Project Hail Mary by Andy Weir. I keep starting some books after this one but I can’t seem to finish anything.
Last book I finished? The Dragon Reborn. Currently reading? The Princess Diaries.
Ayyyyy, are you reading The Shadow Rising soon? I liked it more than the Dragon Reborn.
Yep! Just need to find a bit more time for it. I’ve got a book club with a friend where we’re reading through the series.
I love that! If it’s your first time through, I hope you both enjoy it!
The Lies of Locke Lamora by Scott Lynch – a really fun heist-y story set in an engaging and well-crafted fantasy world
Last book on paper: D&D 5th edition Player Handbook (German edition)
Last novel op paper: Frank Herbert - Dune
Last audiobook: P. Djèlí Clark - A Master of Djinn
Old Man’s War by John Scalzi - not high literature by any means, but a fun read nonetheless. Currently reading the sequel, The Ghost Brigades, which is equally as fun :)
I was recently reading Scalzi too!

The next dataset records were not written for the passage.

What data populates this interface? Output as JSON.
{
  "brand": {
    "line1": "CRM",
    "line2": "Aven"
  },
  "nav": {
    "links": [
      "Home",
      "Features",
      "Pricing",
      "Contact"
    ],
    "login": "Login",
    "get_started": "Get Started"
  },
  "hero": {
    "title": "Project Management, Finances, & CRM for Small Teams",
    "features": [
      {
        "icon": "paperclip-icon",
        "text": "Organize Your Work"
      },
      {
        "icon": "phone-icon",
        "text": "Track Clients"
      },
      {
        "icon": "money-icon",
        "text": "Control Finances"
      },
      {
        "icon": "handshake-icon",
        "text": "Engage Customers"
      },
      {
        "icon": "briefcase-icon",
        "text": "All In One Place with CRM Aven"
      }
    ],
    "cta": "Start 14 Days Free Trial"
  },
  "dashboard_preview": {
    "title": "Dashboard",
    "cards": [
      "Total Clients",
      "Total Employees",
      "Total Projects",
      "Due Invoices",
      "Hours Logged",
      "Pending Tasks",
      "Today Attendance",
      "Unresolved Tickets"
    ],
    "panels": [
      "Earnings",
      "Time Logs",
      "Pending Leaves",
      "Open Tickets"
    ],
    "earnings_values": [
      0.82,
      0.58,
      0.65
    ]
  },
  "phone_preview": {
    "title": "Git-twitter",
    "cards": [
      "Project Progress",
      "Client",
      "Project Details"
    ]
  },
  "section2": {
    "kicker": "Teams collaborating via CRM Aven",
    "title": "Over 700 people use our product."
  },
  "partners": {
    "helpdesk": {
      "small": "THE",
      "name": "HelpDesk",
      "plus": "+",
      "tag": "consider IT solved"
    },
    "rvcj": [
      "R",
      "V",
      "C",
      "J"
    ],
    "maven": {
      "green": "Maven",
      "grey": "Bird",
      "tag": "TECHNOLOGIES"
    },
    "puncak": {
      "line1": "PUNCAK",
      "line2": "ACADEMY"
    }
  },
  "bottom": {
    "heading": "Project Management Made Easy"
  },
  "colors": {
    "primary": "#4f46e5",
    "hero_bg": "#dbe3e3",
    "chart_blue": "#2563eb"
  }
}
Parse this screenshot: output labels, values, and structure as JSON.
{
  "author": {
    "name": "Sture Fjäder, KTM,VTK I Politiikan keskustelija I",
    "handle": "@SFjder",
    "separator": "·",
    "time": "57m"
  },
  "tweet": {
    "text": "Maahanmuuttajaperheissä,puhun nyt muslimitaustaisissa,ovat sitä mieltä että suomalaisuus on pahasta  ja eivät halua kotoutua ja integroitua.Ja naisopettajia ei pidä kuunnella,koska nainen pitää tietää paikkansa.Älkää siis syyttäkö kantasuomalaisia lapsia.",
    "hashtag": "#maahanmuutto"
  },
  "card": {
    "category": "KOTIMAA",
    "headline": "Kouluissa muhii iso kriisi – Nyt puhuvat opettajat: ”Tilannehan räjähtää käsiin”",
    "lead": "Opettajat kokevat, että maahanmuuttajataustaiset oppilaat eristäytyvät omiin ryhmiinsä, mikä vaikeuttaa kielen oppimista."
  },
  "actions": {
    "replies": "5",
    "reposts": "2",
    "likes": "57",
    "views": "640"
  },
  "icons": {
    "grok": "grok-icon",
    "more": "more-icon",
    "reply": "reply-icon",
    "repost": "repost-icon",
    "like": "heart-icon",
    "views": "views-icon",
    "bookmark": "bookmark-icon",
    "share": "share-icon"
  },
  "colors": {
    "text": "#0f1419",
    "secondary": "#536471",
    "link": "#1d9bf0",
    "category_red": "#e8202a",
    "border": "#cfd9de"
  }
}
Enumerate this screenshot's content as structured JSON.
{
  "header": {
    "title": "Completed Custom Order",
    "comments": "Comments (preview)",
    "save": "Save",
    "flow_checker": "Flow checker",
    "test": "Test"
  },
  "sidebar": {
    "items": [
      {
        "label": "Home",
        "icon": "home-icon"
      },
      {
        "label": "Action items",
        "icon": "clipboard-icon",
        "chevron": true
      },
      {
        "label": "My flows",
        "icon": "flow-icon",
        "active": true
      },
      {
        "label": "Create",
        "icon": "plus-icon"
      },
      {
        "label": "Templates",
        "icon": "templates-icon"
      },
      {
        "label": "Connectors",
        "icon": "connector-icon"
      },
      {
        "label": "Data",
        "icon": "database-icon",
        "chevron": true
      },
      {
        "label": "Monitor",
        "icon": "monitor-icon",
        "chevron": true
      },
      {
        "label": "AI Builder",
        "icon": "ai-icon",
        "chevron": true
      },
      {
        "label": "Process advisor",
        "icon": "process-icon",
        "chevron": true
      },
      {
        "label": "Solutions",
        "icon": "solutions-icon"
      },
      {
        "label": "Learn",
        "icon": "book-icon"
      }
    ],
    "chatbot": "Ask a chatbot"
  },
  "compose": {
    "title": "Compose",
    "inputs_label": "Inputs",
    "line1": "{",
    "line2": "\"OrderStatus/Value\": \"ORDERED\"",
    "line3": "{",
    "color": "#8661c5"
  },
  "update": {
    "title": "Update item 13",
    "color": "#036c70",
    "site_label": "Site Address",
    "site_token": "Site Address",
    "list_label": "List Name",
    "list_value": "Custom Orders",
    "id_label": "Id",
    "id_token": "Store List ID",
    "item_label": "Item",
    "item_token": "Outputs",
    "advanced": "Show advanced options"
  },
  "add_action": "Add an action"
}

His blog is great too.
The Broken Earth Trilogy by NK Jemisin. Fantastic and heartbreaking. It’s kind of a crossover in science fiction and fantasy, set in a world that experiences apocalyptic levels of climate and geological change every few hundred years. Jemisin does excellent world building and a very admirable job of writing parts of the narrative in second person in a way that seems seamless/not gimmicky. Highly recommended.
I loved those books! In the beginning second person felt extremely weird, but the “resolution” of why it is written that way made so much sense that it made the books even more enjoyable IMO.
hemingway’s debut the sun also rises, i went in blind and didn’t expect it to be about bull fighting. i enjoyed the vibe of the 1920s travel through spain and france, the aimless plot and the character interactions.
i learned that bullfighting is terrible and cringed at the casual anti-semitism all over the book
The iRobot series by Asimov. Going into Foundation now.
I loved the ‘Foundation’ series! The 1st is in my top 5. ‘I, Robot’ was such a fantastic book as well, infinitely better than the movie.
I loved the first Foundation, but never read beyond that, for some reason. I know I have the first trilogy around here somewhere. I should dig up the other ones.
The Burning Land by Bernard Cornwell. It’s book 5 in the last kingdom series that the TV show is based off of. I love the time period.
I just finished Animal Farm and 1984, both by George Orwell. They’re fantastic books that offer an interesting perspective on the Russian Revolution and authoritarianism.
Tomorrow, and Tomorrow, and Tomorrow by Gabrielle Zevin
I just finished this yesterday! Great read esp since I’m right around the same age as the main characters all the gaming nostalgia rang particularly true to me.
Yeah I’m really liking it so far! I’m at the Both Sides section now and I really like the imagery the book paints in my head.